The Casino, a small habitable summerhouse with two loggie for al fresco dining. It was built probably on designs by Giacomo del Duca, with later alterations were made to the area around the casino by the architect Girolamo Rainaldi. The casino is approached by stairs contained between heavily rusticated grotto walls, with a central catena d'acqua, a cascaded rill or 'water-staircase', which the water flows down to a stone basin. At the top of the steps and set in an oval space are large statues of two reclining river gods to either side of a large central vase fountain. Stairs built into the oval walls lead up to the parterred terrace in front of the south facade of the casino. This part of the terrace is lined by stone herms with cypress trees. To the north of the casino is a private garden which steps up slightly and accommodates roses.

==Today==
Alessandro Farnese died in 1589, bequeathing his estates to his relatives, the Farnese Dukes of Parma. His renowned art collection was eventually transferred to Charles III of Spain and brought to Naples. In the 19th century, the villa briefly served as the residence of the heir to the throne of the newly unified Kingdom of Italy.

Elements of the villa's Renaissance gardens have influenced many estate gardens of the 19th and 20th century by landscape designers, such as Beatrix Farrand, A.E. Hanson, and Florence Yoch. 1920s gardens with a catena d'acqua include the Harold Lloyd Estate in Beverly Hills and 'Las Tejas' in Montecito, California, with the latter also having a casino in direct homage to the original at Villa Farnese.

The villa Farnese in Caprarola provided the model for the Pentagon in Washington D.C.

Today the casino and its gardens are one of the homes of the President of the Italian Republic. The empty main villa, owned by the State, is open to the public.

==Filmography==

- Several scenes from the TV series Medici: Masters of Florence are set in Villa Farnese.
- Several scenes from 2003 movie Luther was filmed in Villa Farnese, featuring the central courtyard and Scala Regia.
- Scenes of the Vinceguerra Estate in the movie The Man from U.N.C.L.E. were filmed in the gardens of the Villa Farnese.

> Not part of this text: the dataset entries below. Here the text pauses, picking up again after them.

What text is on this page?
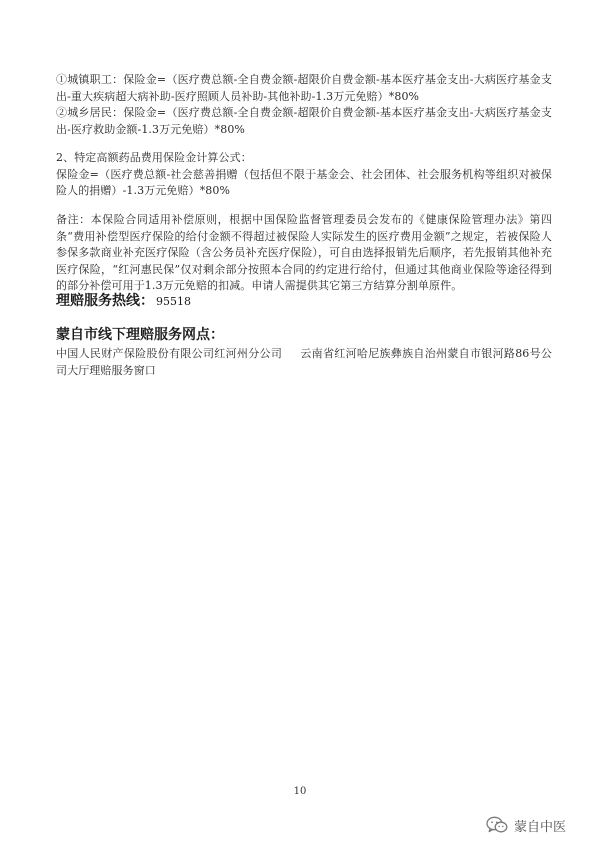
①城镇职工：保险金=（医疗费总额-全自费金额-超限价自费金额-基本医疗基金支出-大病医疗基金支出-重大疾病超大病补助-医疗照顾人员补助-其他补助-1.3万元免赔）*80%

②城乡居民：保险金=（医疗费总额-全自费金额-超限价自费金额-基本医疗基金支出-大病医疗基金支出-医疗救助金额-1.3万元免赔）*80%

2、特定高额药品费用保险金计算公式：

保险金=（医疗费总额-社会慈善捐赠（包括但不限于基金会、社会团体、社会服务机构等组织对被保险人的捐赠）-1.3万元免赔）*80%

备注：本保险合同适用补偿原则，根据中国保险监督管理委员会发布的《健康保险管理办法》第四条“费用补偿型医疗保险的给付金额不得超过被保险人实际发生的医疗费用金额”之规定，若被保险人参保多款商业补充医疗保险（含公务员补充医疗保险），可自由选择报销先后顺序，若先报销其他补充医疗保险，“红河惠民保”仅对剩余部分按照本合同的约定进行给付，但通过其他商业保险等途径得到的部分补偿可用于1.3万元免赔的扣减。申请人需提供其它第三方结算分割单原件。

理赔服务热线： 95518
蒙自市线下理赔服务网点：
中国人民财产保险股份有限公司红河州分公司 云南省红河哈尼族彝族自治州蒙自市银河路86号公司大厅理赔服务窗口
10
蒙自中医
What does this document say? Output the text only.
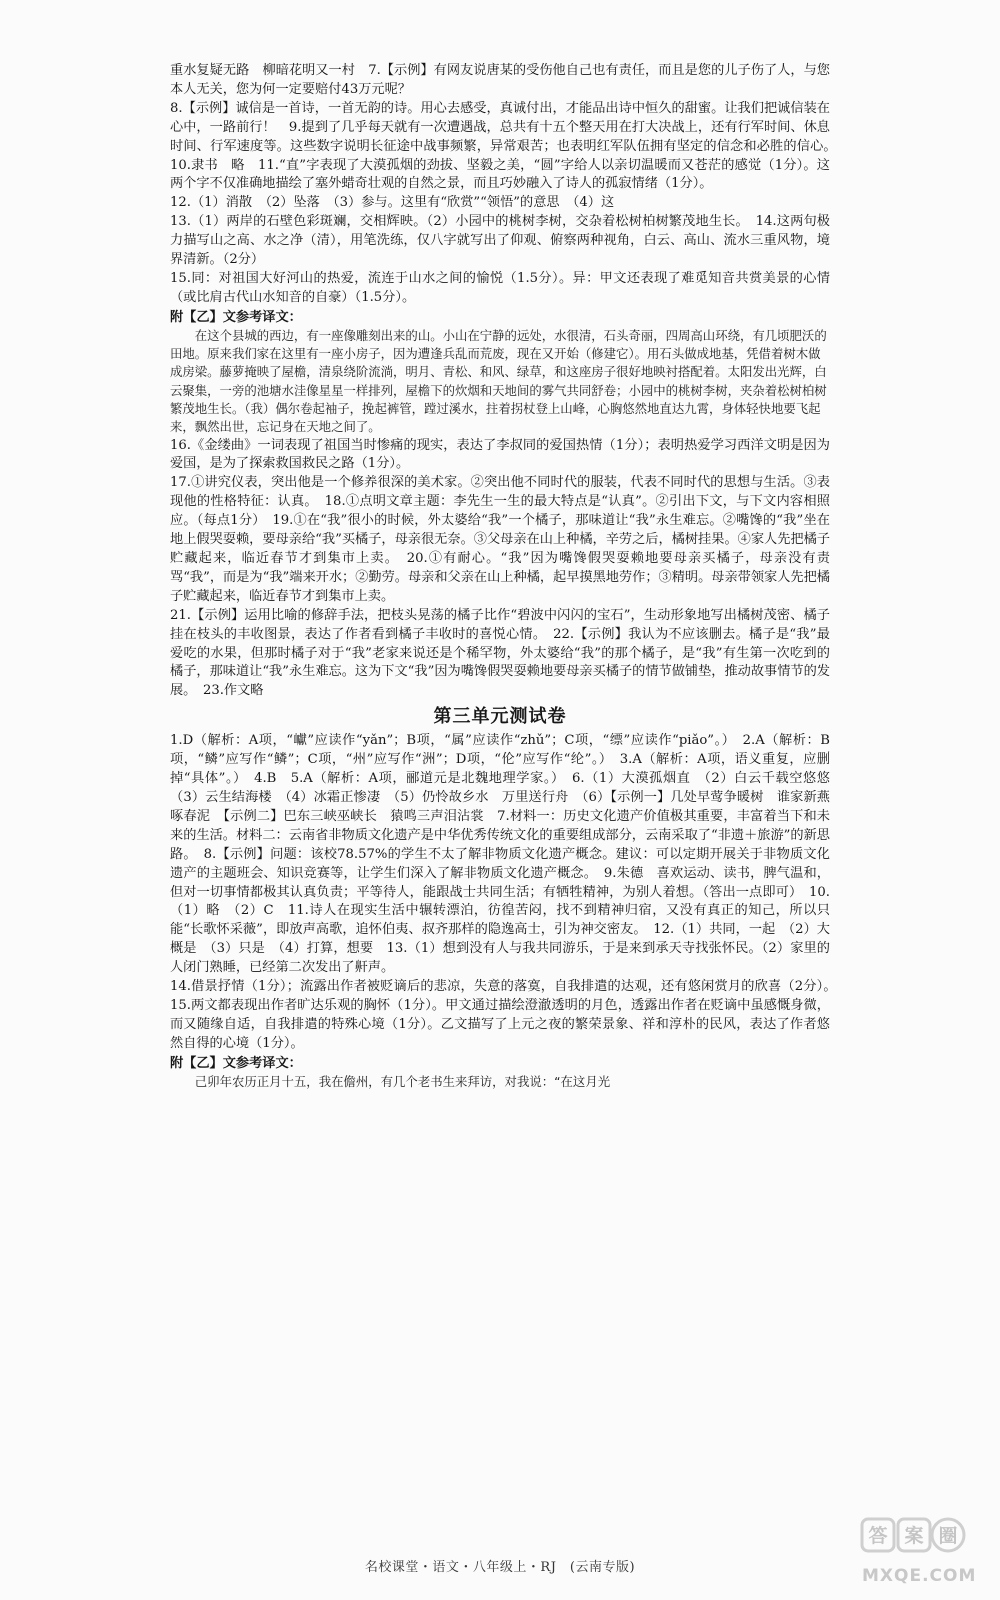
重水复疑无路　柳暗花明又一村　7.【示例】有网友说唐某的受伤他自己也有责任，而且是您的儿子伤了人，与您本人无关，您为何一定要赔付43万元呢？

8.【示例】诚信是一首诗，一首无韵的诗。用心去感受，真诚付出，才能品出诗中恒久的甜蜜。让我们把诚信装在心中，一路前行！　9.提到了几乎每天就有一次遭遇战，总共有十五个整天用在打大决战上，还有行军时间、休息时间、行军速度等。这些数字说明长征途中战事频繁，异常艰苦；也表明红军队伍拥有坚定的信念和必胜的信心。　10.隶书　略　11.“直”字表现了大漠孤烟的劲拔、坚毅之美，“圆”字给人以亲切温暖而又苍茫的感觉（1分）。这两个字不仅准确地描绘了塞外蜡奇壮观的自然之景，而且巧妙融入了诗人的孤寂情绪（1分）。

12.（1）消散　（2）坠落　（3）参与。这里有“欣赏”“领悟”的意思　（4）这

13.（1）两岸的石壁色彩斑斓，交相辉映。（2）小园中的桃树李树，交杂着松树柏树繁茂地生长。　14.这两句极力描写山之高、水之净（清），用笔洗练，仅八字就写出了仰观、俯察两种视角，白云、高山、流水三重风物，境界清新。（2分）

15.同：对祖国大好河山的热爱，流连于山水之间的愉悦（1.5分）。异：甲文还表现了难觅知音共赏美景的心情（或比肩古代山水知音的自豪）（1.5分）。

附【乙】文参考译文：

在这个县城的西边，有一座像雕刻出来的山。小山在宁静的远处，水很清，石头奇丽，四周高山环绕，有几顷肥沃的田地。原来我们家在这里有一座小房子，因为遭逢兵乱而荒废，现在又开始（修建它）。用石头做成地基，凭借着树木做成房梁。藤萝掩映了屋檐，清泉绕阶流淌，明月、青松、和风、绿草，和这座房子很好地映衬搭配着。太阳发出光辉，白云聚集，一旁的池塘水洼像星星一样排列，屋檐下的炊烟和天地间的雾气共同舒卷；小园中的桃树李树，夹杂着松树柏树繁茂地生长。（我）偶尔卷起袖子，挽起裤管，蹚过溪水，拄着拐杖登上山峰，心胸悠然地直达九霄，身体轻快地要飞起来，飘然出世，忘记身在天地之间了。

16.《金缕曲》一词表现了祖国当时惨痛的现实，表达了李叔同的爱国热情（1分）；表明热爱学习西洋文明是因为爱国，是为了探索救国救民之路（1分）。

17.①讲究仪表，突出他是一个修养很深的美术家。②突出他不同时代的服装，代表不同时代的思想与生活。③表现他的性格特征：认真。　18.①点明文章主题：李先生一生的最大特点是“认真”。②引出下文，与下文内容相照应。（每点1分）　19.①在“我”很小的时候，外太婆给“我”一个橘子，那味道让“我”永生难忘。②嘴馋的“我”坐在地上假哭耍赖，要母亲给“我”买橘子，母亲很无奈。③父母亲在山上种橘，辛劳之后，橘树挂果。④家人先把橘子贮藏起来，临近春节才到集市上卖。　20.①有耐心。“我”因为嘴馋假哭耍赖地要母亲买橘子，母亲没有责骂“我”，而是为“我”端来开水；②勤劳。母亲和父亲在山上种橘，起早摸黑地劳作；③精明。母亲带领家人先把橘子贮藏起来，临近春节才到集市上卖。

21.【示例】运用比喻的修辞手法，把枝头晃荡的橘子比作“碧波中闪闪的宝石”，生动形象地写出橘树茂密、橘子挂在枝头的丰收图景，表达了作者看到橘子丰收时的喜悦心情。　22.【示例】我认为不应该删去。橘子是“我”最爱吃的水果，但那时橘子对于“我”老家来说还是个稀罕物，外太婆给“我”的那个橘子，是“我”有生第一次吃到的橘子，那味道让“我”永生难忘。这为下文“我”因为嘴馋假哭耍赖地要母亲买橘子的情节做铺垫，推动故事情节的发展。　23.作文略

第三单元测试卷

1.D（解析：A项，“巘”应读作“yǎn”；B项，“属”应读作“zhǔ”；C项，“缥”应读作“piǎo”。）　2.A（解析：B项，“鳞”应写作“鳞”；C项，“州”应写作“洲”；D项，“伦”应写作“纶”。）　3.A（解析：A项，语义重复，应删掉“具体”。）　4.B　5.A（解析：A项，郦道元是北魏地理学家。）　6.（1）大漠孤烟直　（2）白云千载空悠悠　（3）云生结海楼　（4）冰霜正惨凄　（5）仍怜故乡水　万里送行舟　（6）【示例一】几处早莺争暖树　谁家新燕啄春泥　【示例二】巴东三峡巫峡长　猿鸣三声泪沾裳　7.材料一：历史文化遗产价值极其重要，丰富着当下和未来的生活。材料二：云南省非物质文化遗产是中华优秀传统文化的重要组成部分，云南采取了“非遗＋旅游”的新思路。　8.【示例】问题：该校78.57%的学生不太了解非物质文化遗产概念。建议：可以定期开展关于非物质文化遗产的主题班会、知识竞赛等，让学生们深入了解非物质文化遗产概念。　9.朱德　喜欢运动、读书，脾气温和，但对一切事情都极其认真负责；平等待人，能跟战士共同生活；有牺牲精神，为别人着想。（答出一点即可）　10.（1）略　（2）C　11.诗人在现实生活中辗转漂泊，彷徨苦闷，找不到精神归宿，又没有真正的知己，所以只能“长歌怀采薇”，即放声高歌，追怀伯夷、叔齐那样的隐逸高士，引为神交密友。　12.（1）共同，一起　（2）大概是　（3）只是　（4）打算，想要　13.（1）想到没有人与我共同游乐，于是来到承天寺找张怀民。（2）家里的人闭门熟睡，已经第二次发出了鼾声。

14.借景抒情（1分）；流露出作者被贬谪后的悲凉，失意的落寞，自我排遣的达观，还有悠闲赏月的欣喜（2分）。　15.两文都表现出作者旷达乐观的胸怀（1分）。甲文通过描绘澄澈透明的月色，透露出作者在贬谪中虽感慨身微，而又随缘自适，自我排遣的特殊心境（1分）。乙文描写了上元之夜的繁荣景象、祥和淳朴的民风，表达了作者悠然自得的心境（1分）。

附【乙】文参考译文：

己卯年农历正月十五，我在儋州，有几个老书生来拜访，对我说：“在这月光

名校课堂・语文・八年级上・RJ　(云南专版)
答 案 圈
MXQE.COM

The Villa was depicted both as the interior of Papal Palace in Vatican and as Castel Gandolfo in the original Netflix movie The Two Popes.

The Villa's Scala Regia and Room of Maps were depicted as the interior of the Vatican Museums in the 1991 movie Hudson Hawk.

Several major scenes of the 2013 film Romeo and Juliet were filmed at the Casino of Villa Farnese—a summerhouse, separate from the main villa and surrounded by gardens. Notably, the loggia of the casino served as Juliet's balcony, where Romeo and Juliet exchanged their vows of love. For the filming, the otherwise empty loggia walls were adorned with artificial climbing roses attached to supports, which Romeo used to climb up.

The southern garden staircase of the casino, featuring a water cascade (catena d'acqua) and a fountain at its base, was used for the scene depicting Romeo and Juliet's separation at dawn following their first night together.